Green Striped Cushaw Squash
Cucurbita mixta
Also known as "Sweet Potato Pumpkin," this mildly sweet and meaty squash is made into as pie filling, cushaw butter, puddings, and simply roasted. Many 10-20 pound striped, crookneck fruits grow on hardy, heat-tolerant, and borer-resistant vines. This variety was domesticated thousands of years ago in tropical Central America, and are beloved in several southwestern Indigenous nations, Louisiana, much of the southeast, and southern Appalachia. Truelove Seeds apprentice Amirah Mitchell's great grandfather in North Carolina loved this squash as well, and she now stewards this ancestral squash to make cushaw butter and pies. Michael Twitty, author of The Cooking Gene, notes that "cushaws produced from the late summer into the late fall, taking the place of sweet potatoes while they were out of season". To read more about the history and uses of the green striped cushaw, see the Slow Food Ark of Taste.

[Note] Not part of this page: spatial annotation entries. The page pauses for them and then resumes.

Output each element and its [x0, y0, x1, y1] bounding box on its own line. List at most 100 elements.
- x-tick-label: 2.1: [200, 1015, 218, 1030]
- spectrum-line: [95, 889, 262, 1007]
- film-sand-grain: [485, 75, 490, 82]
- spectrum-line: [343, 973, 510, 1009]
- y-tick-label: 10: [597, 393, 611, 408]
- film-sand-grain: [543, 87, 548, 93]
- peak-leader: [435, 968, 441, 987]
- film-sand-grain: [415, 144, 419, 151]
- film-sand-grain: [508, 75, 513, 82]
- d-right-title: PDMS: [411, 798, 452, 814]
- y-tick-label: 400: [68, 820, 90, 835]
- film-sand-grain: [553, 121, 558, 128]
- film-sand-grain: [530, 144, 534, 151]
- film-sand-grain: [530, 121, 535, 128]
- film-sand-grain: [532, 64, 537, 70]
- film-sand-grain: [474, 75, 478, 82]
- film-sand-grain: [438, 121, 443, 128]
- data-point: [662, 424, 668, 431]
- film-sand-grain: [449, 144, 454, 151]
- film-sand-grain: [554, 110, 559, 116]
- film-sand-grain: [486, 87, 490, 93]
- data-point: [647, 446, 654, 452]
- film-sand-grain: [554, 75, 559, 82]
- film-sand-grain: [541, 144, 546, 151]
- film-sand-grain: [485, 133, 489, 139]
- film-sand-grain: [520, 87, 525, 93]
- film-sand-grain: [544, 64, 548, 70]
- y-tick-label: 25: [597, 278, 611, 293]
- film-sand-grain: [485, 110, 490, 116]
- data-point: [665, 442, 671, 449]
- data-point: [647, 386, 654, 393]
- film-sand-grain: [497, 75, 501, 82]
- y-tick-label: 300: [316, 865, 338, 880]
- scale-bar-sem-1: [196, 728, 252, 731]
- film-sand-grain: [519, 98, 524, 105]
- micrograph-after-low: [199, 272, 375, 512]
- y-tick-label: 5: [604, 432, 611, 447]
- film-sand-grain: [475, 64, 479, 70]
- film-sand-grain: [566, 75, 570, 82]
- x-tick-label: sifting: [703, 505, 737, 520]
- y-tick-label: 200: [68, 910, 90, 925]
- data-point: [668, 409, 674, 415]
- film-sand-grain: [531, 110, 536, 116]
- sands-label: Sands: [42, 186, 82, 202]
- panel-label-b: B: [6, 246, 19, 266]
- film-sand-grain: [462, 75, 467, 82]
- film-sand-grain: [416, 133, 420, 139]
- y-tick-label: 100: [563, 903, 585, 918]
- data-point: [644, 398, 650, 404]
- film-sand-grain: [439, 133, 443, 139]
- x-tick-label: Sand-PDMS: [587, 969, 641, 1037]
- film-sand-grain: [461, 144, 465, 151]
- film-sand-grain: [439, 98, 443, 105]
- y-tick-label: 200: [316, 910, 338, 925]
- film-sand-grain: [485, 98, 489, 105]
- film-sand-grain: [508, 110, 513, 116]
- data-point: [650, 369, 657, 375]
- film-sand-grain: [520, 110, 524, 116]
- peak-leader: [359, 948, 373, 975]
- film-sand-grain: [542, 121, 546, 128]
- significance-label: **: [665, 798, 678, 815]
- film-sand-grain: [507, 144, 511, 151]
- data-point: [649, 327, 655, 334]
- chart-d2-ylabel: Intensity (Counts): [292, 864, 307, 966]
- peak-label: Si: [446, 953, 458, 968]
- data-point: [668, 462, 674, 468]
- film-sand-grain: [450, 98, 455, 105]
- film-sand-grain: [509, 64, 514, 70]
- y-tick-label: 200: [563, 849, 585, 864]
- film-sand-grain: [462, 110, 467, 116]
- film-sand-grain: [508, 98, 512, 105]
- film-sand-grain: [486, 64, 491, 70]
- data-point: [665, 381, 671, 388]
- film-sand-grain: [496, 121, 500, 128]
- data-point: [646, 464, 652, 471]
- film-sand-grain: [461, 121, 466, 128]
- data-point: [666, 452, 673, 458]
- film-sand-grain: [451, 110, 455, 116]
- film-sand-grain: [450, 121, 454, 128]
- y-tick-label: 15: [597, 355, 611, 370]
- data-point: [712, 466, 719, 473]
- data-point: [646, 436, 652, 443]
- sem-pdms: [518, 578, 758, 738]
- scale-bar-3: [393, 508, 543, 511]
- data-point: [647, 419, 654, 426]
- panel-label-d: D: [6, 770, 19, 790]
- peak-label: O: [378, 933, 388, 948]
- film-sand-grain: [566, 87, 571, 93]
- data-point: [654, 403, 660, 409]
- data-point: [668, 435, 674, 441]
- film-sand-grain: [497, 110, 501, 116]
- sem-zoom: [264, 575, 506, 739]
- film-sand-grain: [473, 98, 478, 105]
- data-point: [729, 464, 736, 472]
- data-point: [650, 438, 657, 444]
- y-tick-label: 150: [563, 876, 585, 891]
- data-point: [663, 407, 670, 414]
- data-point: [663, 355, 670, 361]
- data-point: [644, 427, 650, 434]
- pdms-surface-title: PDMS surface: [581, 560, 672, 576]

Our seed was grown by Amirah at Urban Tree Connection, as well as by our friend Elizabeth Andrews in Ashford, Connecticut. At Urban Tree Connection, we learned that there were Butternut Squash (C. moschata) growing a couple hundred feet away, and despite being a different species, there is a small chance that they could have hybridized and some plants and their fruits may have traits of butternut.
Also known as: Striped Crookneck, Striped Cushaw, Sweet Potato Pumpkin.
Days to maturity: 95-105
Seeds per pack: 20
Germination rate: 99% on 12/11/2023
Planting / harvesting notes
Direct sow in warm soil after the last frost, or seed indoors 2-3 weeks beforehand and transplant. Plant 3 seeds per hill spaced several feet apart, or seed in rows, one plant every 2-3 feet. Vines grow fairly long, so allow them space to sprawl. If grown in corn, you may need to train them so they won't pull it down! Avoid downy mildew by watering only at the base of the plant (not on the leaves!). Harvest when the stem begins to turn brown and woody and the fruit becomes hard, leaving a couple/few inches of stem. Cure in a dry or sunny place for a week, and then store in a cool (45-50 degrees) room for up to 4 months (however, keep an eye on it and use it at earliest sign of softening if not before).
Seed keeping notes
Squash is insect pollinated and requires about 1/2 a mile of isolation from other varieties of the same species, which in this case is C. mixta. The seeds will be fully mature on any squash when the stem of the fruit has turned brown and woody, so when you eat your squash, the seeds should also be ready for harvest. Separate the seeds from the flesh, rinse them, and dry them on a screen or paper product away from direct sunlight in a ventilated place. The plumpest and hardest seeds will be most viable.